Così come l’esistenza della condizione di reciprocità prevista dall’articolo 16 delle preleggi, ponendosi come fatto costitutivo del diritto azionato dallo straniero, deve da lui essere provata in caso di contestazione (Cass., Sez. 3, n. 12978 del 20 dicembre 1995), allo stesso modo, quindi, ove l’acquirente straniero sia convenuto per accertare il mancato rispetto di detta condizione, è l’attore a dovere dimostrare tale circostanza, rappresentando essa il fatto costitutivo del suo assunto.

Peraltro, nulla impedisce al giudice del merito di avvalersi di tutte le risultanze istruttorie ritualmente acquisite agli atti, a prescindere dalla relativa provenienza.

Nella specie, la Corte di Appello di Milano ha accertato che la società ricorrente non aveva svolto attività imprenditoriale in Italia e la ALFA S.A. non ha specificamente indicato quali elementi, da cui desumere il contrario, non sarebbero stati valutati dalla corte territoriale, con la conseguenza che, a prescindere dalle considerazioni sulla ripartizione dell’onere della prova, la relativa statuizione è da reputare legittimamente emessa.

2. Il ricorso va, pertanto, rigettato.

3. Le spese di lite seguono la soccombenza ex articolo 91 c.p.c. e sono liquidate come in dispositivo.

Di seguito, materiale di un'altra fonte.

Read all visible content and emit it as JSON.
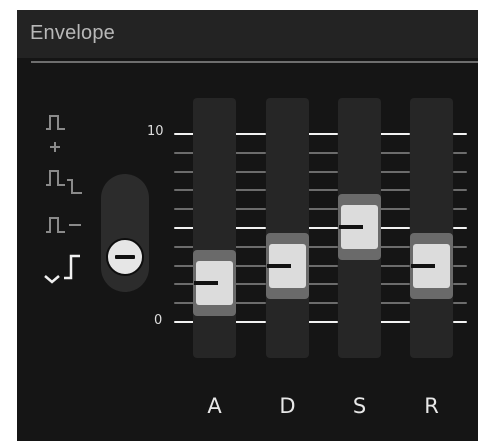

Sussistono le condizioni per dare atto, ai sensi dell’articolo 1, comma 17, legge 24 dicembre 2012, n. 228, che ha aggiunto il comma 1-quater all’articolo 13 del d.P.R. 30 maggio 2002, n. 115, dell’obbligo di versamento, da parte della società ricorrente, dell’ulteriore importo a titolo di contributo unificato pari a quello dovuto per l’impugnazione integralmente rigettata, trattandosi di ricorso per cassazione la cui notifica si è perfezionata successivamente alla data del 30 gennaio 2013 (Cass., Sez. 6 – 3, sentenza n. 14515 del 10 luglio 2015).

P.Q.M.

La Corte,

rigetta il ricorso;

condanna la società ricorrente a rifondere le spese di lite in favore del controricorrente, che liquida in complessivi € 3.200,00, di cui € 200,00 per esborsi, oltre accessori ex lege e spese generali nella misura del 15%;

ai sensi dell’articolo 13, comma 1-quater, d.P.R. n. 115 del 2002, inserito dall’articolo 1, comma 17, legge n. 228 del 2012, dichiara la sussistenza dei presupposti per il versamento, da parte della società ricorrente, dell’ulteriore importo a titolo di contributo unificato pari a quello dovuto per il ricorso.

Così deciso in Roma, nella camera di consiglio della Sezione II Civile della Corte Suprema di Cassazione, il 18 aprile 2018.